Z = Draw a ray from the center of the SOI body out through its prime meridian (0 degree longitude) line on the equator. That's the Z axis.

I think.

And this grid rotates as the planet rotates.... but... wait... no...darn it. If that was the case then the orbital and the surface vectors would be the same.

Darn I thought I had it.

I was "this" close to figuring it out.

[Faark]

But that would require that the numbers CHANGE depending on the time of day.

No. You know, in KSP physics are horrible complicated. As long as you are on the ground, the planet does not rotate and instead the entire universe including sun flies around the planet, just like Christians would have loved it^^

Afaik the reason is similar to the krakensbane... a moving ground + still standing (but for the physics sys also moving) obj can create problems for the physics engine so not rotating physics makes sense once your get close to the surface. The planet Kerbin actually starts "rotating" exactly at 100km.

But still, whats the problem? You need an "Up in the sky" vector? Well, the coordinates systems origin should be the center of the planet, so all you have to do is normalize your position vector and your fine. If your velocity is not pointing in the same direction that means your not going to space today

*edit*

"So why do i have a velocity if the plant is not rotating?" your asking? KSP does calculate the "what would it be actually"-velocity, so you can use only this one and do not have to consider such stuff... usually^^

Year, its soooo complicated and coooooool (to quote southpark)

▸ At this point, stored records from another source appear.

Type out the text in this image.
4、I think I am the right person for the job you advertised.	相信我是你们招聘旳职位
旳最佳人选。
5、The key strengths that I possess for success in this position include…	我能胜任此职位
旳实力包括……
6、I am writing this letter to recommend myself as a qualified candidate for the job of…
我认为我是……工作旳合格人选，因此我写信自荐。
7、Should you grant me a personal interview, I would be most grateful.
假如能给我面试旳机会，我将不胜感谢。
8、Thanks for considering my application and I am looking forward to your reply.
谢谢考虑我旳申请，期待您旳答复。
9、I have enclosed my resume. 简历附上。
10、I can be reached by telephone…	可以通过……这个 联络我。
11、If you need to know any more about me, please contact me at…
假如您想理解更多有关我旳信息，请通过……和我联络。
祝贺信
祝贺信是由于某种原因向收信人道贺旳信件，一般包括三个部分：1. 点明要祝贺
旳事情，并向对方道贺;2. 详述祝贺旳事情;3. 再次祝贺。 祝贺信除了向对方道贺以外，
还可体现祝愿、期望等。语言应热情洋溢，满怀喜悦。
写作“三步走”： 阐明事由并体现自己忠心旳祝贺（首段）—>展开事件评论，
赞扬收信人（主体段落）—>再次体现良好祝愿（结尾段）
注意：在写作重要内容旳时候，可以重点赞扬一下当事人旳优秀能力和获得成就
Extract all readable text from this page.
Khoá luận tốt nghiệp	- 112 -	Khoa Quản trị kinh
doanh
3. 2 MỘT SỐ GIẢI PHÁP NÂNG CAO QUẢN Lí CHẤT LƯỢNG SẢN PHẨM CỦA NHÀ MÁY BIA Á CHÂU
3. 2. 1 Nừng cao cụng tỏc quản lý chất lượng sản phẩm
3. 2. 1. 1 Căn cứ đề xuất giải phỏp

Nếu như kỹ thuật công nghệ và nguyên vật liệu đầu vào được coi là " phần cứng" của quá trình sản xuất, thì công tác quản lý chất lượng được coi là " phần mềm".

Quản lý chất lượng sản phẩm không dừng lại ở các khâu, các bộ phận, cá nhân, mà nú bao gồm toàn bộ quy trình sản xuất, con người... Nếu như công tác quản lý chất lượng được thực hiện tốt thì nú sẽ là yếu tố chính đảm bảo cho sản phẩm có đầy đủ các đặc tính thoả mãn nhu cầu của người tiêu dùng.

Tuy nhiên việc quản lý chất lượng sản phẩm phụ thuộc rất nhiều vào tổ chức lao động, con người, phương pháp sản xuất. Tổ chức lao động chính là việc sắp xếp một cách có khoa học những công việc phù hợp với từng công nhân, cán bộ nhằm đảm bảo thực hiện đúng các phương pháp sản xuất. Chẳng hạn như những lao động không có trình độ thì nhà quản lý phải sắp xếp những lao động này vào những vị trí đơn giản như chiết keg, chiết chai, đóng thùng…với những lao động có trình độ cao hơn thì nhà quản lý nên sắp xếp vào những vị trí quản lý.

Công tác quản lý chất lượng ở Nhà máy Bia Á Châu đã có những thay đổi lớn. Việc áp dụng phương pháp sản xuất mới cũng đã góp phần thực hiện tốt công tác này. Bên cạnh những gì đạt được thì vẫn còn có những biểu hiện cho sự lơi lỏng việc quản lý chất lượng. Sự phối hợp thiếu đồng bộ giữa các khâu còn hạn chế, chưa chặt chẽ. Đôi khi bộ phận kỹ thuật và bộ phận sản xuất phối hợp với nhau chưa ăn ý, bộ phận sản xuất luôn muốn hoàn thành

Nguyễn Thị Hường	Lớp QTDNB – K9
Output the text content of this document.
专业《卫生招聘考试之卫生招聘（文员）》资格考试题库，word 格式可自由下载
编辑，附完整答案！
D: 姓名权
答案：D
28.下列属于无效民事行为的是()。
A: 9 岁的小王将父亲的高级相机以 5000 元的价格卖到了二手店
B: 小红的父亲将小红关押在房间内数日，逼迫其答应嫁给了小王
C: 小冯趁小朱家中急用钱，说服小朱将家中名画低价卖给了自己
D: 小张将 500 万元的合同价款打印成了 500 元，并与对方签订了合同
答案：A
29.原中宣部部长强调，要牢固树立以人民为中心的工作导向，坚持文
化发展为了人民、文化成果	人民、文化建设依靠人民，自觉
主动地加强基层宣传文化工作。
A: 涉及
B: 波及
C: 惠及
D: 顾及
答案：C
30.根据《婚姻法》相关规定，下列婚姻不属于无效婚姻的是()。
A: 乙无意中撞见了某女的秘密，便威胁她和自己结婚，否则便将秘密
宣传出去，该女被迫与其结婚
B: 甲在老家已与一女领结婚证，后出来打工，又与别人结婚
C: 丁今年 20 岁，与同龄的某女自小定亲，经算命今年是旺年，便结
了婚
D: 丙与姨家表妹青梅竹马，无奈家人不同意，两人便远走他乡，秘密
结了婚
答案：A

Edited September 17, 2013 by Faark

[Dunbaratu]

No, nothing I said requires the numbers to change depending on the time of day.

Well, I can't read your mind. That's true of what you *meant*, when clarified, but not what you *said*, which was that the coordinate system was universal space. It's not if it's centered on the SOI body.

Anyway, the one sticking point though is that if the coordinate space moves relative to kerbin, how can the surface-based velocity differ from the orbital one?